Today, we took a marshrutka to a place called Peterhof. A marshrutka is a kind of taxi bus that takes you to a destination, usually outside of the main city, with just a few stops on the way. They are basically, run down, private mini-buses where the driver lets as many people get on as possible so that half the load ends up standing the whole trip. The driver takes payment and gives change on the go.
As a side note, I took one of these with my brother Lance in Poland where we were so packed in and I was so jet-lagged that I fell asleep standing up but was so tightly packed that the pressure from the other passengers kept me in a standing position.

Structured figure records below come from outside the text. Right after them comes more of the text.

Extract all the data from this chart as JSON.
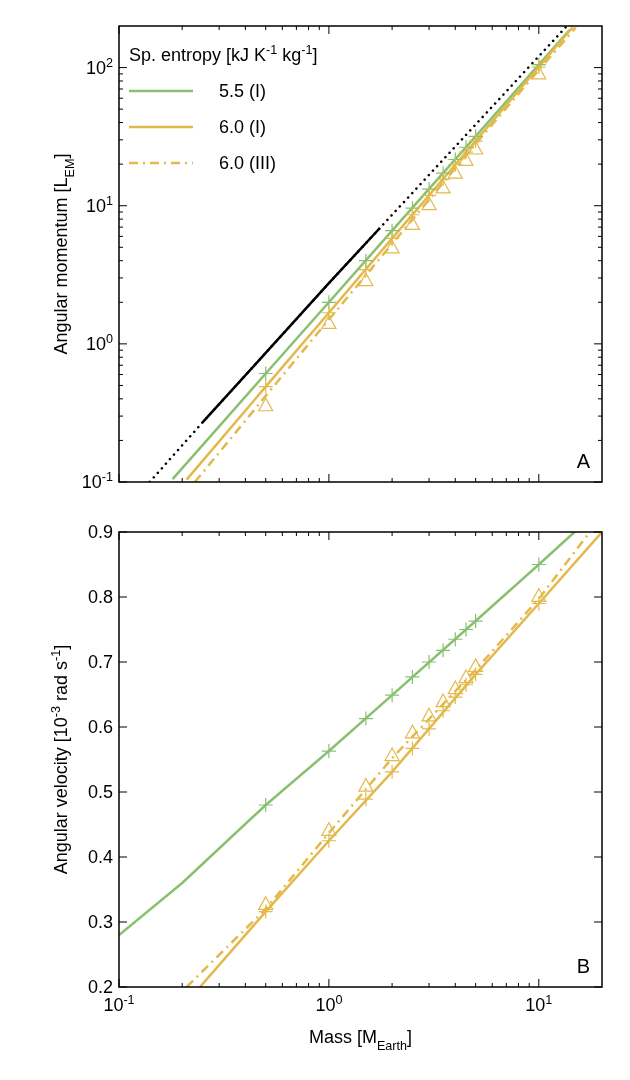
{
  "chart_data": [
    {
      "type": "line",
      "ylabel": "Angular momentum [L$_{EM}$]",
      "legend_title": "Sp. entropy [kJ K$^{-1}$ kg$^{-1}$]",
      "legend": "top left",
      "log": "xy",
      "tick_labels": "y",
      "grid": false,
      "annotations": [
        "A"
      ],
      "xlim": [
        0.1,
        20
      ],
      "xticks": [
        {
          "value": 0.1,
          "label": null
        },
        {
          "value": 0.2,
          "label": null
        },
        {
          "value": 0.3,
          "label": null
        },
        {
          "value": 0.4,
          "label": null
        },
        {
          "value": 0.5,
          "label": null
        },
        {
          "value": 0.6,
          "label": null
        },
        {
          "value": 0.7,
          "label": null
        },
        {
          "value": 0.8,
          "label": null
        },
        {
          "value": 0.9,
          "label": null
        },
        {
          "value": 1,
          "label": null
        },
        {
          "value": 2,
          "label": null
        },
        {
          "value": 3,
          "label": null
        },
        {
          "value": 4,
          "label": null
        },
        {
          "value": 5,
          "label": null
        },
        {
          "value": 6,
          "label": null
        },
        {
          "value": 7,
          "label": null
        },
        {
          "value": 8,
          "label": null
        },
        {
          "value": 9,
          "label": null
        },
        {
          "value": 10,
          "label": null
        }
      ],
      "ylim": [
        0.1,
        200
      ],
      "yticks": [
        {
          "value": 0.1,
          "label": "10$^{-1}$"
        },
        {
          "value": 0.2,
          "label": null
        },
        {
          "value": 0.3,
          "label": null
        },
        {
          "value": 0.4,
          "label": null
        },
        {
          "value": 0.5,
          "label": null
        },
        {
          "value": 0.6,
          "label": null
        },
        {
          "value": 0.7,
          "label": null
        },
        {
          "value": 0.8,
          "label": null
        },
        {
          "value": 0.9,
          "label": null
        },
        {
          "value": 1,
          "label": "10$^{0}$"
        },
        {
          "value": 2,
          "label": null
        },
        {
          "value": 3,
          "label": null
        },
        {
          "value": 4,
          "label": null
        },
        {
          "value": 5,
          "label": null
        },
        {
          "value": 6,
          "label": null
        },
        {
          "value": 7,
          "label": null
        },
        {
          "value": 8,
          "label": null
        },
        {
          "value": 9,
          "label": null
        },
        {
          "value": 10,
          "label": "10$^{1}$"
        },
        {
          "value": 20,
          "label": null
        },
        {
          "value": 30,
          "label": null
        },
        {
          "value": 40,
          "label": null
        },
        {
          "value": 50,
          "label": null
        },
        {
          "value": 60,
          "label": null
        },
        {
          "value": 70,
          "label": null
        },
        {
          "value": 80,
          "label": null
        },
        {
          "value": 90,
          "label": null
        },
        {
          "value": 100,
          "label": "10$^{2}$"
        }
      ],
      "series": [
        {
          "type": "line",
          "color": "#000000",
          "line_style": "dotted",
          "x": [
            0.14,
            0.25,
            0.5,
            1,
            1.75,
            13.6
          ],
          "values": [
            0.1,
            0.27,
            0.86,
            2.75,
            6.9,
            200
          ]
        },
        {
          "type": "line",
          "color": "#000000",
          "line_style": "solid",
          "x": [
            0.25,
            0.5,
            1,
            1.75
          ],
          "values": [
            0.27,
            0.86,
            2.75,
            6.9
          ]
        },
        {
          "type": "line",
          "name": "5.5 (I)",
          "color": "#88c070",
          "line_style": "solid",
          "x": [
            0.18,
            0.5,
            1,
            2,
            5,
            10,
            14
          ],
          "values": [
            0.105,
            0.61,
            2.0,
            6.6,
            31.8,
            105,
            187
          ]
        },
        {
          "type": "line",
          "name": "6.0 (I)",
          "color": "#e3b94b",
          "line_style": "solid",
          "x": [
            0.21,
            0.5,
            1,
            2,
            5,
            10,
            14.5
          ],
          "values": [
            0.104,
            0.49,
            1.68,
            5.8,
            29.4,
            101,
            196
          ]
        },
        {
          "type": "line",
          "name": "6.0 (III)",
          "color": "#e3b94b",
          "line_style": "dashed",
          "x": [
            0.23,
            0.5,
            1,
            2,
            5,
            10,
            15
          ],
          "values": [
            0.1,
            0.42,
            1.5,
            5.3,
            28,
            96,
            195
          ]
        },
        {
          "type": "scatter",
          "color": "#88c070",
          "marker": "cross",
          "x": [
            0.5,
            1,
            1.5,
            2,
            2.5,
            3,
            3.5,
            4,
            4.5,
            5,
            10
          ],
          "values": [
            0.61,
            2.0,
            4.0,
            6.6,
            9.6,
            13.2,
            17.2,
            21.6,
            26.5,
            31.8,
            105
          ]
        },
        {
          "type": "scatter",
          "color": "#e3b94b",
          "marker": "cross",
          "x": [
            0.5,
            1,
            1.5,
            2,
            2.5,
            3,
            3.5,
            4,
            4.5,
            5,
            10
          ],
          "values": [
            0.49,
            1.68,
            3.45,
            5.8,
            8.6,
            11.9,
            15.6,
            19.8,
            24.4,
            29.4,
            101
          ]
        },
        {
          "type": "scatter",
          "color": "#e3b94b",
          "marker": "triangle",
          "x": [
            0.5,
            1,
            1.5,
            2,
            2.5,
            3,
            3.5,
            4,
            4.5,
            5,
            10
          ],
          "values": [
            0.36,
            1.42,
            2.9,
            5.0,
            7.4,
            10.3,
            13.6,
            17.4,
            21.5,
            26,
            91
          ]
        }
      ]
    },
    {
      "type": "line",
      "xlabel": "Mass [M$_{Earth}$]",
      "ylabel": "Angular velocity [10$^{-3}$ rad s$^{-1}$]",
      "log": "x",
      "grid": false,
      "annotations": [
        "B"
      ],
      "xlim": [
        0.1,
        20
      ],
      "xticks": [
        {
          "value": 0.1,
          "label": "10$^{-1}$"
        },
        {
          "value": 0.2,
          "label": null
        },
        {
          "value": 0.3,
          "label": null
        },
        {
          "value": 0.4,
          "label": null
        },
        {
          "value": 0.5,
          "label": null
        },
        {
          "value": 0.6,
          "label": null
        },
        {
          "value": 0.7,
          "label": null
        },
        {
          "value": 0.8,
          "label": null
        },
        {
          "value": 0.9,
          "label": null
        },
        {
          "value": 1,
          "label": "10$^{0}$"
        },
        {
          "value": 2,
          "label": null
        },
        {
          "value": 3,
          "label": null
        },
        {
          "value": 4,
          "label": null
        },
        {
          "value": 5,
          "label": null
        },
        {
          "value": 6,
          "label": null
        },
        {
          "value": 7,
          "label": null
        },
        {
          "value": 8,
          "label": null
        },
        {
          "value": 9,
          "label": null
        },
        {
          "value": 10,
          "label": "10$^{1}$"
        }
      ],
      "ylim": [
        0.2,
        0.9
      ],
      "yticks": [
        0.2,
        0.3,
        0.4,
        0.5,
        0.6,
        0.7,
        0.8,
        0.9
      ],
      "series": [
        {
          "type": "line",
          "color": "#88c070",
          "line_style": "solid",
          "x": [
            0.1,
            0.2,
            0.5,
            1,
            2,
            5,
            10,
            14.8
          ],
          "values": [
            0.28,
            0.36,
            0.48,
            0.563,
            0.649,
            0.763,
            0.85,
            0.9
          ]
        },
        {
          "type": "line",
          "color": "#e3b94b",
          "line_style": "solid",
          "x": [
            0.243,
            0.5,
            1,
            2,
            5,
            10,
            20
          ],
          "values": [
            0.2,
            0.316,
            0.425,
            0.531,
            0.681,
            0.79,
            0.9
          ]
        },
        {
          "type": "line",
          "color": "#e3b94b",
          "line_style": "dashed",
          "x": [
            0.21,
            0.5,
            1,
            2,
            5,
            10,
            17.5
          ],
          "values": [
            0.2,
            0.32,
            0.437,
            0.552,
            0.688,
            0.797,
            0.9
          ]
        },
        {
          "type": "scatter",
          "color": "#88c070",
          "marker": "cross",
          "x": [
            0.5,
            1,
            1.5,
            2,
            2.5,
            3,
            3.5,
            4,
            4.5,
            5,
            10
          ],
          "values": [
            0.48,
            0.563,
            0.613,
            0.649,
            0.677,
            0.7,
            0.718,
            0.735,
            0.75,
            0.763,
            0.85
          ]
        },
        {
          "type": "scatter",
          "color": "#e3b94b",
          "marker": "cross",
          "x": [
            0.5,
            1,
            1.5,
            2,
            2.5,
            3,
            3.5,
            4,
            4.5,
            5,
            10
          ],
          "values": [
            0.316,
            0.425,
            0.489,
            0.531,
            0.567,
            0.597,
            0.625,
            0.646,
            0.665,
            0.681,
            0.79
          ]
        },
        {
          "type": "scatter",
          "color": "#e3b94b",
          "marker": "triangle",
          "x": [
            0.5,
            1,
            1.5,
            2,
            2.5,
            3,
            3.5,
            4,
            4.5,
            5,
            10
          ],
          "values": [
            0.328,
            0.442,
            0.51,
            0.557,
            0.592,
            0.618,
            0.64,
            0.66,
            0.677,
            0.694,
            0.802
          ]
        }
      ]
    }
  ]
}
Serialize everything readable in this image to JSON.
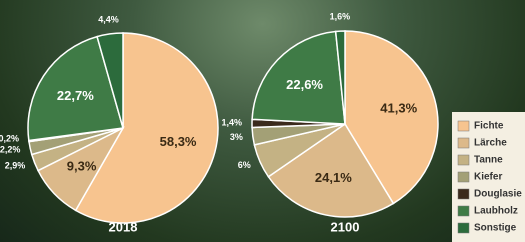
{
  "chart_data": [
    {
      "type": "pie",
      "title": "2018",
      "categories": [
        "Fichte",
        "Lärche",
        "Tanne",
        "Kiefer",
        "Douglasie",
        "Laubholz",
        "Sonstige"
      ],
      "values": [
        58.3,
        9.3,
        2.9,
        2.2,
        0.2,
        22.7,
        4.4
      ],
      "value_labels": [
        "58,3%",
        "9,3%",
        "2,9%",
        "2,2%",
        "0,2%",
        "22,7%",
        "4,4%"
      ],
      "colors": [
        "#f7c48f",
        "#dcb98a",
        "#c4b284",
        "#a3a076",
        "#3b2a1c",
        "#3f7b46",
        "#2c6b3c"
      ]
    },
    {
      "type": "pie",
      "title": "2100",
      "categories": [
        "Fichte",
        "Lärche",
        "Tanne",
        "Kiefer",
        "Douglasie",
        "Laubholz",
        "Sonstige"
      ],
      "values": [
        41.3,
        24.1,
        6,
        3,
        1.4,
        22.6,
        1.6
      ],
      "value_labels": [
        "41,3%",
        "24,1%",
        "6%",
        "3%",
        "1,4%",
        "22,6%",
        "1,6%"
      ],
      "colors": [
        "#f7c48f",
        "#dcb98a",
        "#c4b284",
        "#a3a076",
        "#3b2a1c",
        "#3f7b46",
        "#2c6b3c"
      ]
    }
  ]
}
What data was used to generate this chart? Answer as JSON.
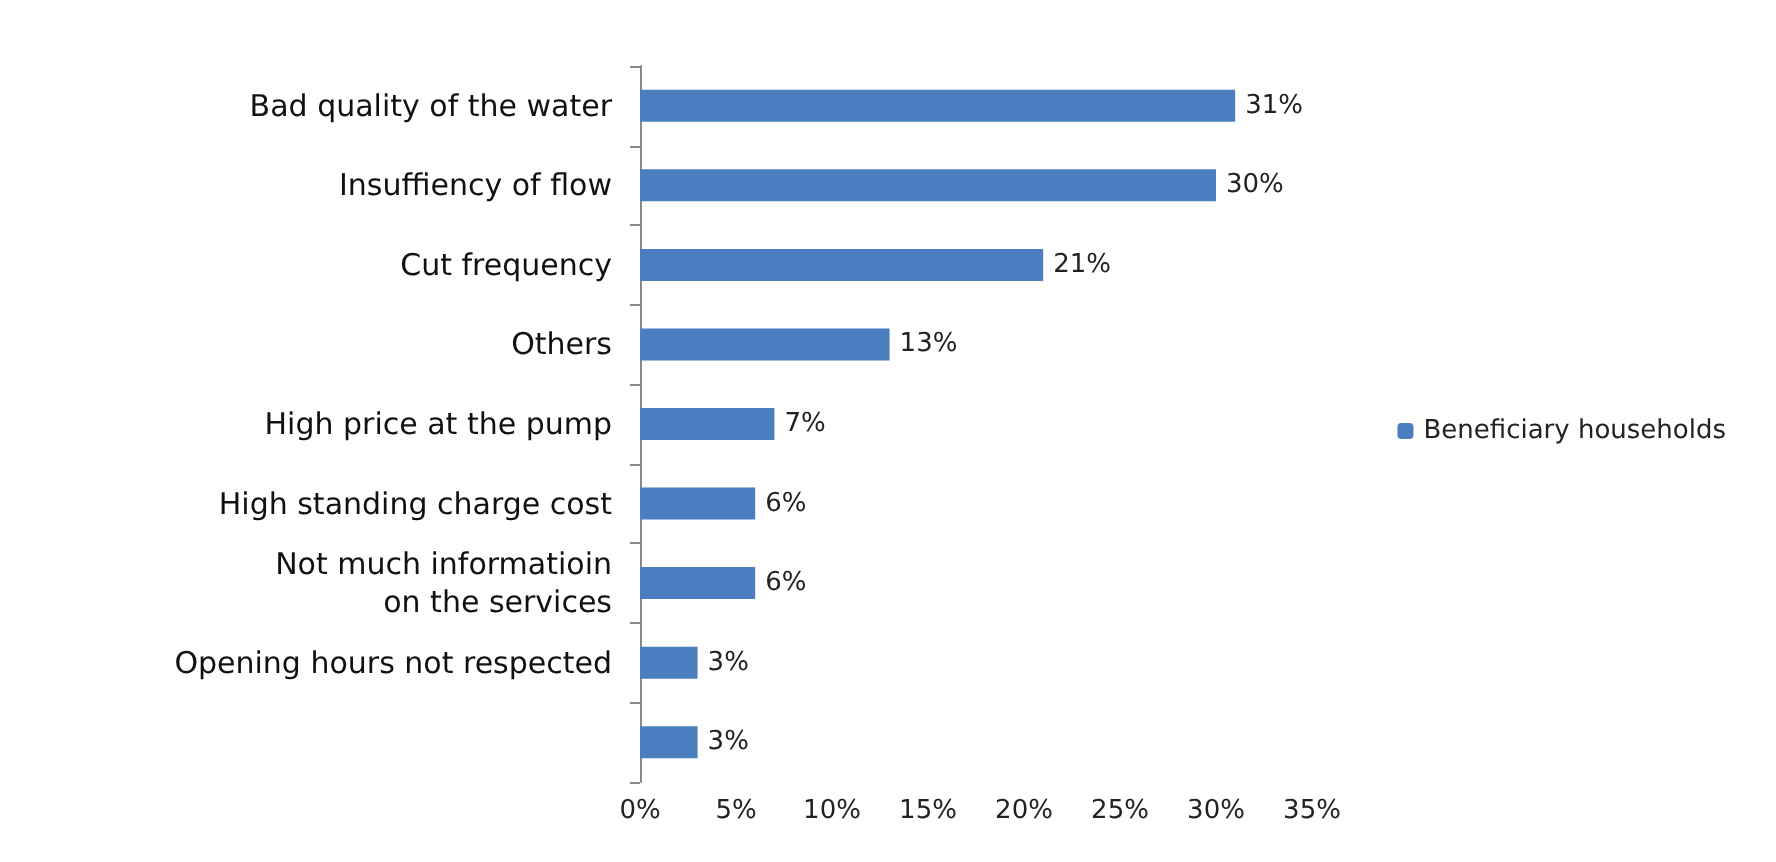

Anyway, we fortunately weren’t that packed today, and made it to Peterhof. Peterhof is a palace originally built by Peter the Great to commemorate a victory at war with Sweden. It is modeled after Versailles and is pretty incredible. During WWII it was taken by the Germans. Hitler planned to host a celebration there. Although it had suffered some damage from the war at that point, it was still standing. Stalin was so angry at the thought that the Germans were going to live it up at this place that he basically bombed it to the ground. They had to rebuild it after the war. It’s now a UNESCO heritage site. Here are some photos from Peterhof.
Nolan was pretty sure he was going to catch something, so it was hard to keep him out of the water in the garden ponds.
In any case, it was another great great day. It takes us all day to visit one site like this. Home school takes a bit of time as does getting to and from our destinations. So we spend 3-4 hours at one site and all come home exhausted. The kids are proving to be first rate travelers. No real complaints about the food and although they could be done after 5 minutes in the museums and other sites, as long as they get a little free time, they stay pretty happy.